Aussendungszeitpunkt: Dienstag, 25. April 2006; 18:10
**********************************************************
Kommentar der Anderen:
> Das Ende des Kapitalismus?
Ohne Kohle waere die erste industrielle Revolution nicht moeglich gewesen,
ohne Oel nicht die zweite. Diese Brennstoffe erlaubten eine flexible
Verwendung, sie foerderten die Mobilitaet und waren in allen Lebenslagen und
Arbeitsbereichen einsetzbar. An ihre Stelle treten allmaehlich erneuerbare
Energien: Wind- und Wasserkraft, Fotovoltaik, Biomasse, thermische Energie,
die Gezeiten. Keine dieser Energien kann jedoch den Anforderungen des
heutigen Kapitalismus gerecht werden. Ein Text von Elmar Altvater aus der
WoZ.
*
Alles auf Erden findet in den Grenzen von Raum und Zeit statt. Auch der
Kapitalismus hat einen Anfang und folglich auch ein Ende. Der Kapitalismus
ist historisch. Dies wird jedoch keineswegs allgemein akzeptiert, im
Gegenteil. Doch wo kein Ende ist, bleibt der Anfang im Dunkel: Kapitalismus
scheint heute zur inneren Natur der Menschen zu gehoeren, so wie der
Stoffwechsel mit der aeusseren Natur, als waere Kapitalismus eine condition
humaine.

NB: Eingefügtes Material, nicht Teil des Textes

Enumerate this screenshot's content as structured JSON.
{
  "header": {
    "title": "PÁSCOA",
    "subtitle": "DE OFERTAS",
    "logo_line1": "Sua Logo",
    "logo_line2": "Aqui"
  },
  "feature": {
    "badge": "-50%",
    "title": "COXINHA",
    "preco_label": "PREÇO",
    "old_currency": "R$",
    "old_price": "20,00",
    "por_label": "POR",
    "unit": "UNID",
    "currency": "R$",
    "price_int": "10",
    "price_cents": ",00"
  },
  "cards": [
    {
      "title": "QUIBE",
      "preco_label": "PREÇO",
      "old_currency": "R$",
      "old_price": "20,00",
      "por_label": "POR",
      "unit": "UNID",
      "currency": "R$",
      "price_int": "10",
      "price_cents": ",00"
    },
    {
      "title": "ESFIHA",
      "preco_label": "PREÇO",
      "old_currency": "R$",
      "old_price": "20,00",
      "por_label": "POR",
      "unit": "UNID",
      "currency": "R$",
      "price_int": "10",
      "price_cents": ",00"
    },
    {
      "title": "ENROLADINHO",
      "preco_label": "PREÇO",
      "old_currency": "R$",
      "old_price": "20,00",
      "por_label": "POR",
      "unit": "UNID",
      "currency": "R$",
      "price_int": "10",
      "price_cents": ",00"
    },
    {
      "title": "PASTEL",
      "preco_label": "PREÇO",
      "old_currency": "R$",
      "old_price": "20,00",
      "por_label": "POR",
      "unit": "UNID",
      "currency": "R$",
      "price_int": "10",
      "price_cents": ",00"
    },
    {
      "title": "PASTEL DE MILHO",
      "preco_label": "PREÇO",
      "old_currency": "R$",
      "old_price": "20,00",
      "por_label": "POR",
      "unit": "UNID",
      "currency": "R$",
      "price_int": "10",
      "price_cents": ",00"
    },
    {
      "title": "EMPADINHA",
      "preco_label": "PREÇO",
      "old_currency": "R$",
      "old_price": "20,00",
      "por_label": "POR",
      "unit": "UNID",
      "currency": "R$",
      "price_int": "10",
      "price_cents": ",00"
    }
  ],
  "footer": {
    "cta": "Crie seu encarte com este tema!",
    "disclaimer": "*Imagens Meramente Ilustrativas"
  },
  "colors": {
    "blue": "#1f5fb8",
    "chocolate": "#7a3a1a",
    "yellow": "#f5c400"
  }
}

Geriete der Kapitalismus an Grenzen, hoerte der Metabolismus, der
Stoffwechsel, auf. Das waere das Ende der Menschheit, vielleicht sogar des
Lebens auf Erden.
Dieses Denkmuster ist keine blosse Spekulation, es charakterisiert einen
nach 1989 verbreiteten Diskurs. Das "Ende der Geschichte" sei erreicht, weil
paradoxerweise die moderne kapitalistische Gesellschaft mit ihren sozialen
und politischen Institutionen und Prozeduren (formale Demokratie, Markt,
Pluralismus) und mit ihren Theorien und Ideologien den Hoehepunkt der
sozialen Entwicklung des Menschengeschlechts markiere. Sie scheint
grenzenlos, ewig und daher geschichtslos zu sein.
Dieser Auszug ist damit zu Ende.